If the atom's 4-element chunk lands on non-contiguous addresses, the hardware can't coalesce them and you're back to scalar speed. Always check: *"which dimension has stride 1?"* ;  and point the atom's vector width in that direction.

**The `TiledCopy` API Cheat-Sheet:**

| API Call | What It Does |
| :--- | :--- |
| `make_tiled_copy(atom, thr, val)` | Build the plan from three ingredients |
| `tiled_copy.get_thread_slice(tid)` | Each worker reads their assignment |
| `slice.partition_S(src)` | Partition source for this thread |
| `slice.partition_D(dst)` | Partition destination for this thread |
| `copy(tiled_copy, thr_src, thr_dst)` | Execute the copy (loops over repetitions) |

**`TiledCopy` vs. Manual `local_partition` + `copy`:**

| | `local_partition` + `copy` | `TiledCopy` |
| :--- | :--- | :--- |
| Thread mapping | You compute it | Declared once |
| Vectorization | Depends on partition contiguity | Follows from atom type |
| Swap to `cp.async` / TMA | Rewrite everything | Change one `Copy_Atom` |
| Repetitions for big tiles | Manual loop | Automatic |

**Hardware Note:** For global memory loads, the GPU coalesces requests from threads in the same warp that hit the same 128-byte cache line.
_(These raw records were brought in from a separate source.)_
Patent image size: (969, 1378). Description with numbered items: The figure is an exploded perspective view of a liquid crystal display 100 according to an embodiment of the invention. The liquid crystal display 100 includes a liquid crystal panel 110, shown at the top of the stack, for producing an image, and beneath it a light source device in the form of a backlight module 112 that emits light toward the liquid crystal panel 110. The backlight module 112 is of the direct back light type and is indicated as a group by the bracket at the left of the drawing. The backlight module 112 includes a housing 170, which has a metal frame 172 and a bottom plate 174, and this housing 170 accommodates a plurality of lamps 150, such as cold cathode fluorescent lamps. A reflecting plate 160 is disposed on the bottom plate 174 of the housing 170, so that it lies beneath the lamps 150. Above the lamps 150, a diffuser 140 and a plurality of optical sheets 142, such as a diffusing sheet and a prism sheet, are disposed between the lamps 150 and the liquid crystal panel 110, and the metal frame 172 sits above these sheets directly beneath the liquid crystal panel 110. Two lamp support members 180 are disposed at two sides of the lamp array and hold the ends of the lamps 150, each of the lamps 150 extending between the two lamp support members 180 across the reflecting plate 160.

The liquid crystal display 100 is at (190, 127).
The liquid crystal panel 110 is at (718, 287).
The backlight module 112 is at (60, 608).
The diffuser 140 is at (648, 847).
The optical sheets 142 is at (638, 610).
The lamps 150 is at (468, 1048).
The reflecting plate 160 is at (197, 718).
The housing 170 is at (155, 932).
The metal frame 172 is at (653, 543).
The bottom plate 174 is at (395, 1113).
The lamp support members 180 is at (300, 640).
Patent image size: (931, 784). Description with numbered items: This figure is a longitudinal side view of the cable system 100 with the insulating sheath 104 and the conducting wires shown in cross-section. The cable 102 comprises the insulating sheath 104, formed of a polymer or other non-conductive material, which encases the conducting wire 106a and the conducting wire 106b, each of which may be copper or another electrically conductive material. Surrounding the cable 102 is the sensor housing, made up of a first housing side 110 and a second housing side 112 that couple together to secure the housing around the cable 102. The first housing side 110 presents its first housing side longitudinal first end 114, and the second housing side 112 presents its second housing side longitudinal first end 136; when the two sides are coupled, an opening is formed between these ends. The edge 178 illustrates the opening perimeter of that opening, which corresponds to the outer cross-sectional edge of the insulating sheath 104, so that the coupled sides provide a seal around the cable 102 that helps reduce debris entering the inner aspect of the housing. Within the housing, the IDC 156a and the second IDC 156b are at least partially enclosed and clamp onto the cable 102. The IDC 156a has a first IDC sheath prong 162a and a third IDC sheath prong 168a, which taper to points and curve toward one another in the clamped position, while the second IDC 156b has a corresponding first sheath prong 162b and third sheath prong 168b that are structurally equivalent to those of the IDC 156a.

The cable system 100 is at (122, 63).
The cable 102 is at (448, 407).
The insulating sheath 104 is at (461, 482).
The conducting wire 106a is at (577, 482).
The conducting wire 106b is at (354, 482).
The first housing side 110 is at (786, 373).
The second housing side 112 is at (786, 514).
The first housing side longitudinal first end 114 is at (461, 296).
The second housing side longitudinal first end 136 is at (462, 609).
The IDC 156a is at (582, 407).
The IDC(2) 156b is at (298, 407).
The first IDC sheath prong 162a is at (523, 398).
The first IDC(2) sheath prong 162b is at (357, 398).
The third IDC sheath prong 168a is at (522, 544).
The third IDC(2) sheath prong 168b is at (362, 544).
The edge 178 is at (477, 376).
To maximize coalescing, threads with adjacent IDs should access adjacent memory addresses. For column-major data, spread threads along mode-0 (rows) first ;  which is what `thr_layout = (T_rows, T_cols)` in column-major order does naturally: threads 0, 1, 2, 3 hit rows 0–3 of the same column, which are adjacent in memory.

> **Gotcha ;  partition shape surprise:** `partition_S` and `partition_D` return tensors shaped `(ValuesPerAtom, Repetitions...)`, NOT `(M, N)`. The first mode is the "hand" for a single atom invocation; the remaining modes are how many times the atom repeats to cover the tile. If you `print()` the partition and see an unexpected number of modes, it's because your tile is bigger than the `TiledCopy`'s single-round coverage. This is normal ;  `copy()` iterates over the repetitions automatically.
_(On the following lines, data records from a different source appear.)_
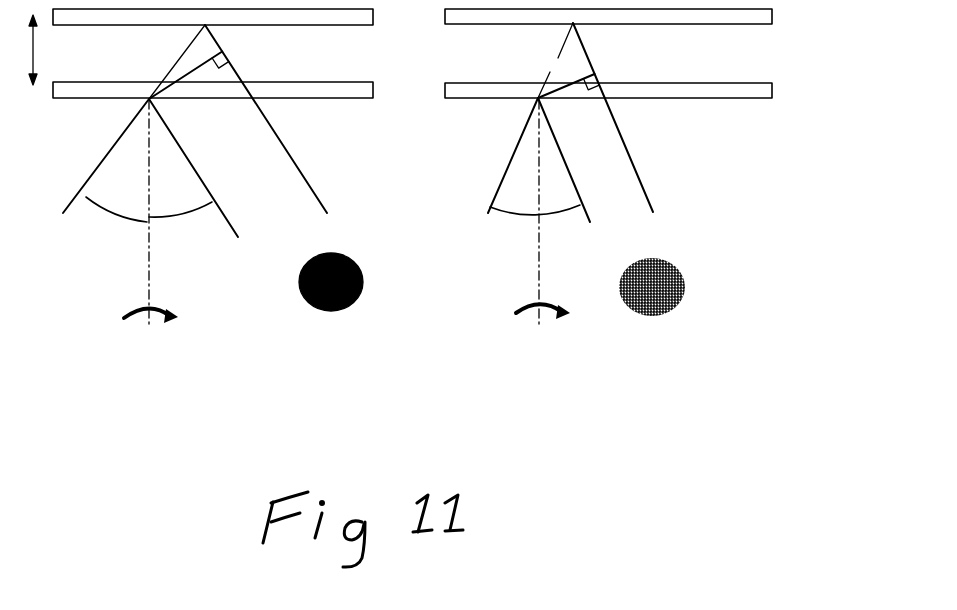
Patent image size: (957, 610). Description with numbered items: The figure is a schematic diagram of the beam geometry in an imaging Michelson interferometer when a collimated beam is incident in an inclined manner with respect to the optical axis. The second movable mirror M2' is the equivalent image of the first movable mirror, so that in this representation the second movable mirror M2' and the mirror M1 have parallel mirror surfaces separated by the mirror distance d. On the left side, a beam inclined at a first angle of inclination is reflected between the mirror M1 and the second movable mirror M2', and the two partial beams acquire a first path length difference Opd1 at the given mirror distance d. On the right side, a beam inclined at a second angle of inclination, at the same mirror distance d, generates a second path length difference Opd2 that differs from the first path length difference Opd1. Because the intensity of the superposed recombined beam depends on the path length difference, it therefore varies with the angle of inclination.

The mirror M1 is at (412, 90).
The second movable mirror M2' is at (412, 30).
The mirror distance d is at (39, 50).
The first path length difference Opd1 is at (209, 119).
The second path length difference Opd2 is at (561, 117).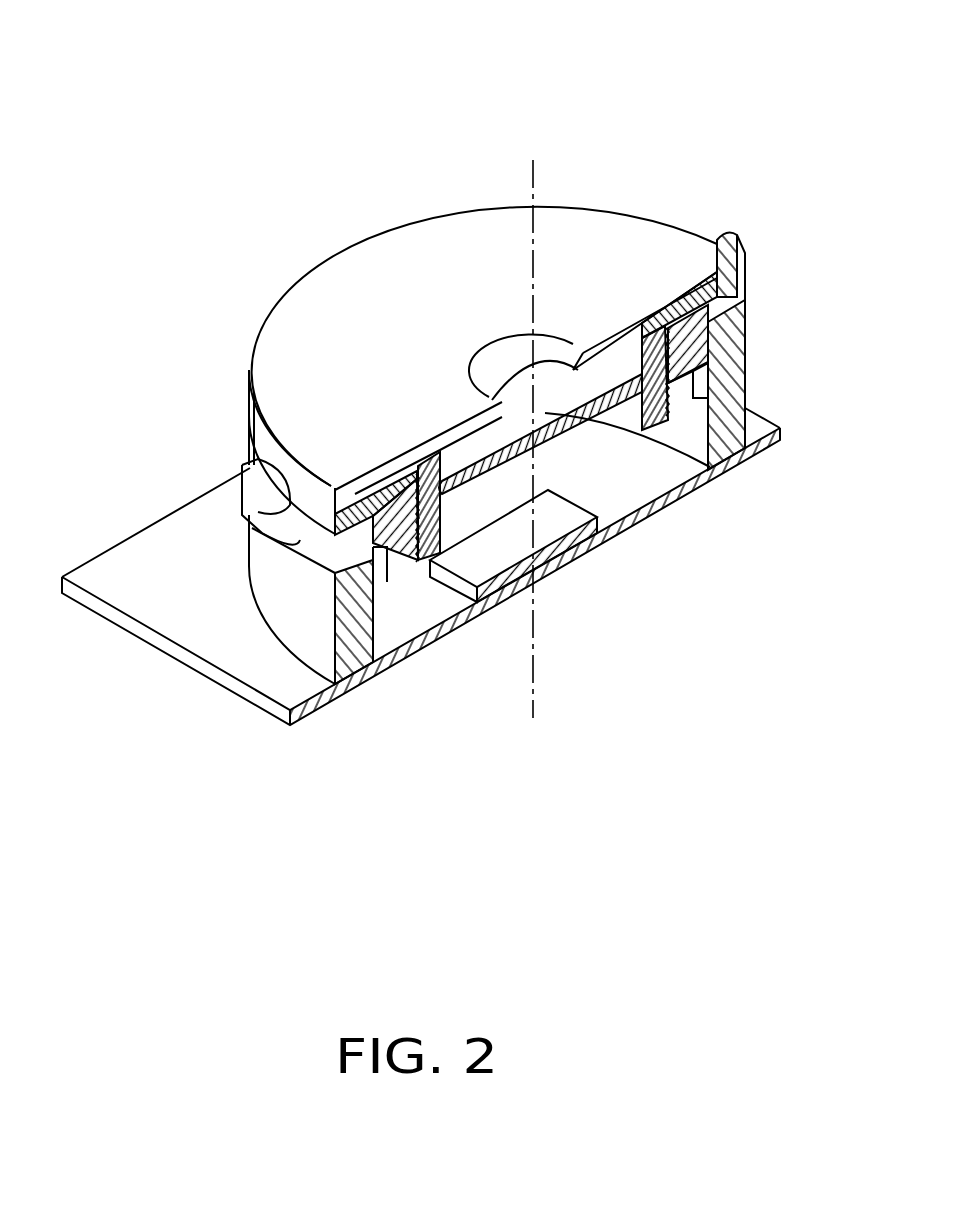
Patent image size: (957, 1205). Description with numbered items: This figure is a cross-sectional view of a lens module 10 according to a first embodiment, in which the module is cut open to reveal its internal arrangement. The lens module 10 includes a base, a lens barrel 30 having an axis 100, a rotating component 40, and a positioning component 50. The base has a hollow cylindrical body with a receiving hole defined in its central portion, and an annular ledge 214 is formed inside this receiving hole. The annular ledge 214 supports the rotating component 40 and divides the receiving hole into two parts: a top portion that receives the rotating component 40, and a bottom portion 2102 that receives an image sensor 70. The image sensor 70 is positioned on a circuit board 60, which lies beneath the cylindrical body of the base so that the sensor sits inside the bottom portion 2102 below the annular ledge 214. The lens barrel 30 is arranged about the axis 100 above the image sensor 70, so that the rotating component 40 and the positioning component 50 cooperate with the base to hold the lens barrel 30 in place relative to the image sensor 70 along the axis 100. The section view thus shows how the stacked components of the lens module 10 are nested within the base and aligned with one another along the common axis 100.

The lens module 10 is at (493, 39).
The axis 100 is at (537, 176).
The lens barrel 30 is at (643, 257).
The positioning component 50 is at (744, 292).
The rotating component 40 is at (745, 330).
The annular ledge 214 is at (748, 372).
The bottom portion 2102 is at (670, 437).
The image sensor 70 is at (557, 525).
The circuit board 60 is at (323, 690).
**What comes next:** Each thread's copy is now vectorized and coordinated. But when 32 threads simultaneously write to shared memory, they can collide on the *same bank*. If threads 0, 8, 16, 24 all write to addresses that map to shared memory bank 0, the hardware serializes those writes ;  a **bank conflict**. That's the topic of Tutorial 05 (Swizzling), where `composition` with a `Swizzle` layout remaps addresses to spread them across banks.